Sharting All Over Your Fairytale

To shart: the phenomenon through which when farting, a little bit of dookie ends up in your pants.

The more I think about marriage, the more I realize that it’s really one of the hardest things a person could ever do successfully. It’s easy to fail at marriage – I mean, all you have to do is never change the person you were when you first got married, and *poof!* Six years later you’re in divorce court, cutting your eyes at the man/woman you previously stood before God and friends saying you would love ‘til you were both parted by death.

I don’t generally speak to my male friends about their marriages. Over all, I wager men spend less time thinking about their marriage than women do. After all, what does a man sacrifice when he gets married? Other than drunken weekends out partying until 3 am with his boys and a few hookers, not much. Women have to give up their identity, their ambitions, their bodies through child birth, and sometimes their carefully crafted relationships when that marriage results in a family relocation (<–insert my doubts about moving to South Africa here).

Take this one lady from my church. Her husband was a mega basketball star in college, and they got married just before or soon after graduation. He was being considered for the NBA, but he sustained an injury, ending his pro career before it even began. She, being very young at the time, was clearly concerned about their future.

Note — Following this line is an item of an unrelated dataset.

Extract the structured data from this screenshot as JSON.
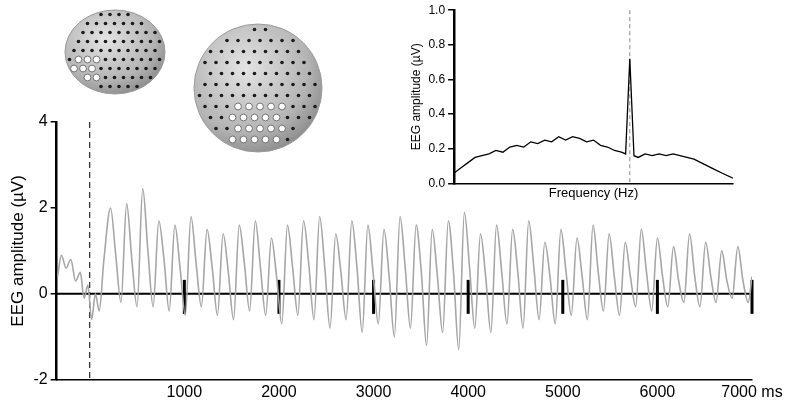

“I had my life all planned out,” she said to a group of us. “He was going to be an NBA player and I was going to be his wife.”

She didn’t say it, but I could ever so briefly see the disappointment she felt 20 years before flash across her face. Fortunately for him, she loved him more than their potential glitzy professional basketball lifestyle, and they’ve remained committedly married since.

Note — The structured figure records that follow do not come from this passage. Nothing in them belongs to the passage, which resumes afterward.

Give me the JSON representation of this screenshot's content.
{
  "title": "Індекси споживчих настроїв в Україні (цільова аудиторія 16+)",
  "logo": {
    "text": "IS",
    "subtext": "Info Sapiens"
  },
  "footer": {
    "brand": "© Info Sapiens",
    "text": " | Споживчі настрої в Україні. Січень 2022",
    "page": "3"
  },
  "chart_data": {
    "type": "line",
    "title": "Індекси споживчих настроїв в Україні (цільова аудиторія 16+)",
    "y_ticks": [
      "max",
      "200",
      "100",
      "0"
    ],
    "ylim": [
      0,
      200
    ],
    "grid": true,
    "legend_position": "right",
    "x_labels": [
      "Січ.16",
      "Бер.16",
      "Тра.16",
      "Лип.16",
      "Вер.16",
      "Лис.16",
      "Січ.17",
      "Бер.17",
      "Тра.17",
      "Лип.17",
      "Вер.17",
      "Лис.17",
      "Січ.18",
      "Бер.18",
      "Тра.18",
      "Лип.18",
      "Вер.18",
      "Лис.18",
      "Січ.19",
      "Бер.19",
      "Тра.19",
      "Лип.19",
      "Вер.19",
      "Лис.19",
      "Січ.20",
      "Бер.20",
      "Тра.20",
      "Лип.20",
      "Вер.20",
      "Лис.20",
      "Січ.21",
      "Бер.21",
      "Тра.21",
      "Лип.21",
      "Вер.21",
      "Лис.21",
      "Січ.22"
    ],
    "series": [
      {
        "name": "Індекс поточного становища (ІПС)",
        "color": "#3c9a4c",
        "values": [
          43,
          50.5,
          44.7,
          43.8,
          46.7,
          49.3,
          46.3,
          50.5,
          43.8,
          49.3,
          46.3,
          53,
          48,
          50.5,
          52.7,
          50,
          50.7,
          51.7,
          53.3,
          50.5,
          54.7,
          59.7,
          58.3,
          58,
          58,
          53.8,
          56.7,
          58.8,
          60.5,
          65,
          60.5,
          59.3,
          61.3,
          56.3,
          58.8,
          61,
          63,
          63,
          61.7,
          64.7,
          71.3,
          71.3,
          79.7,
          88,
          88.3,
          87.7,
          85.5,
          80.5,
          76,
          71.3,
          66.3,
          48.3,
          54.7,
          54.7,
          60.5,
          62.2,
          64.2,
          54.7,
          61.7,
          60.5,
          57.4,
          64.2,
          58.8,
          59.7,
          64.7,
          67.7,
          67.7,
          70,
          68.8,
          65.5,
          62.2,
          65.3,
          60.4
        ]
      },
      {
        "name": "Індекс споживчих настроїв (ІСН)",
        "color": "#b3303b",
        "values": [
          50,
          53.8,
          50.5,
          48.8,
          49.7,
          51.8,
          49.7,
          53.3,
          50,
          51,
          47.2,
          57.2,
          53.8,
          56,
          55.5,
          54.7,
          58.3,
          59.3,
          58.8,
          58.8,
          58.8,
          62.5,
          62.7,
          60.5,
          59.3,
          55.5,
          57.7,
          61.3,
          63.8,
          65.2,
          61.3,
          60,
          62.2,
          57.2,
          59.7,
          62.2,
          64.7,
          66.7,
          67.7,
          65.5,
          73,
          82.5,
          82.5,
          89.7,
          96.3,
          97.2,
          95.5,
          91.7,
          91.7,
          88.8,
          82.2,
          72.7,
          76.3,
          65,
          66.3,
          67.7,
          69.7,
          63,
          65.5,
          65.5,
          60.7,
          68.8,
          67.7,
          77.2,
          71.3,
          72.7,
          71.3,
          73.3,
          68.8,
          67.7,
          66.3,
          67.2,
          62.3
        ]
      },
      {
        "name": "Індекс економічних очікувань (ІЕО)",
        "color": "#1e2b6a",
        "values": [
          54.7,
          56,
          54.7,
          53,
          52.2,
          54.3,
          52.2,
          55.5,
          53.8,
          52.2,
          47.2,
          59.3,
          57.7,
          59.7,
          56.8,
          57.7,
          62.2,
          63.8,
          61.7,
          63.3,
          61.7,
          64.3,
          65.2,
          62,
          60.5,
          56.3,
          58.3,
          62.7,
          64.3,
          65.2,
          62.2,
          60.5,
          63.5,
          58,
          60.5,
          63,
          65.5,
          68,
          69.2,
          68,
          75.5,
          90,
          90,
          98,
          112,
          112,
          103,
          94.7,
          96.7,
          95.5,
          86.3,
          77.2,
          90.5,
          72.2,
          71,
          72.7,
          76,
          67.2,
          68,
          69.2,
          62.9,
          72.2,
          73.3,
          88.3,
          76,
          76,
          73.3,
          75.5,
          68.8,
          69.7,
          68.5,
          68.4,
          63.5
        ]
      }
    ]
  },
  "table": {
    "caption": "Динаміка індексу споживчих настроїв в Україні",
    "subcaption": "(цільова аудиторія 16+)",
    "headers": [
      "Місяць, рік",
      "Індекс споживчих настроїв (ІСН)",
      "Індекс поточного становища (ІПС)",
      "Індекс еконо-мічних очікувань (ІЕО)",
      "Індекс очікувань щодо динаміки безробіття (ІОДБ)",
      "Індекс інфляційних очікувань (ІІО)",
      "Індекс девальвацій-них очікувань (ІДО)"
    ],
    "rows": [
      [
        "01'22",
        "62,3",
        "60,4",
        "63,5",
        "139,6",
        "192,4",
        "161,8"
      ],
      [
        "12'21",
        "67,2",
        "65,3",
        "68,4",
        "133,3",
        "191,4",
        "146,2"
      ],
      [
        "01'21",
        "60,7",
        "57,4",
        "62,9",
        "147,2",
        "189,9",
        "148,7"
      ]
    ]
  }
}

This speaks to my earlier point about change. So many people get married hoping their spouse will never change. Had she stuck to her scripted “I am only going to be the cute wife of a pro ball player” part and chosen NOT to change, their marriage would have ended as quickly as his basketball career.

That’s when a fairytale has been sharted on.   

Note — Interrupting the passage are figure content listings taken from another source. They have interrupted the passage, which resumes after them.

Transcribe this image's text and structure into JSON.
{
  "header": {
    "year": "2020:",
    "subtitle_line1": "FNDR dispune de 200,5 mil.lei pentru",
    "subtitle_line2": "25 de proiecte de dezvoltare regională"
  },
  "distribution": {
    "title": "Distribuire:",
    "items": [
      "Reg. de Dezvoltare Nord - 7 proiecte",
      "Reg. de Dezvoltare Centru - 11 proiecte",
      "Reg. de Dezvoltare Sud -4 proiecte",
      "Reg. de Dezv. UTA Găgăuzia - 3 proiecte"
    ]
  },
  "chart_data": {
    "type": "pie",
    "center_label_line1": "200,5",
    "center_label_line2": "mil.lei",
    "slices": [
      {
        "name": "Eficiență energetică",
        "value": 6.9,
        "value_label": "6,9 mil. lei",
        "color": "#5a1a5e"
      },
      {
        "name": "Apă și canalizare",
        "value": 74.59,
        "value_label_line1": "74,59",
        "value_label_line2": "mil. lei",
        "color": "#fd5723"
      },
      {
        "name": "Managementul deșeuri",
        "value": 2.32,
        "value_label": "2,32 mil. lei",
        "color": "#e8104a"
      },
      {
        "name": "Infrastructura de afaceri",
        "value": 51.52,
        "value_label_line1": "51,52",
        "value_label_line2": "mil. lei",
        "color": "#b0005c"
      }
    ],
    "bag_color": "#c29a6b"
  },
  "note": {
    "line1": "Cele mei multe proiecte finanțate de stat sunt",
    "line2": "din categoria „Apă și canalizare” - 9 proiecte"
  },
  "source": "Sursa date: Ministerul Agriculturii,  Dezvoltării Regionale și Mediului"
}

I’ve never harbored fairytale ambitions for my own marriage, primarily because my own parents were so miserable together that I envisioned marriage as something I HAD to do to fulfill a cultural obligtion, rather than something I was looking forward to.When I was a little girl, I never envisioned my future husband and I seated around the table, while our perfect children employed impeccable etiquette as they consumed their meals before retiring to bed.

My family was horribly dysfunctional. My parents’ relationship was blatantly ascorbic, and it took a toll on all of us kids. The day they announced they were divorced was one of the most joyous events of my young life. I can’t imagine that either of them willingly entered into their union thinking that they’d spend two decades abhorring the other person with whom they shared a home and children. I’m willing to bet that they assumed they’d grow old together and entertain their (presumed) perfect grandchildren for holidays and birthdays. Clearly that will never be.

Now THAT’S a fairytale that’s been sharted on.

So what’s my point? Marriage, like life, is not a fairytale. It’s a grueling, painful growing process. Unless the vows you said pledge something other than the standard, you have sworn to become “one flesh” with that other grinning idiot across the aisle from you.

Do you know how hard that is? Let me paint a picture for you:

 

Getting married instantly transforms you from a pair of individuals into a pair of Siamese twins. The only way it’s going to work is if you both agree on what direction the two of you are going to take together. And if you can’t agree, one must submit to the direction of the person who is at least moderately more learned on a disputed matter. Someone is going to have to take the lead until you both instinctually know what’s going to work for the pair of you – and that takes lots (and lots) of time.

Perhaps then is it possible to have your “happily ever after” and avoid a sharting.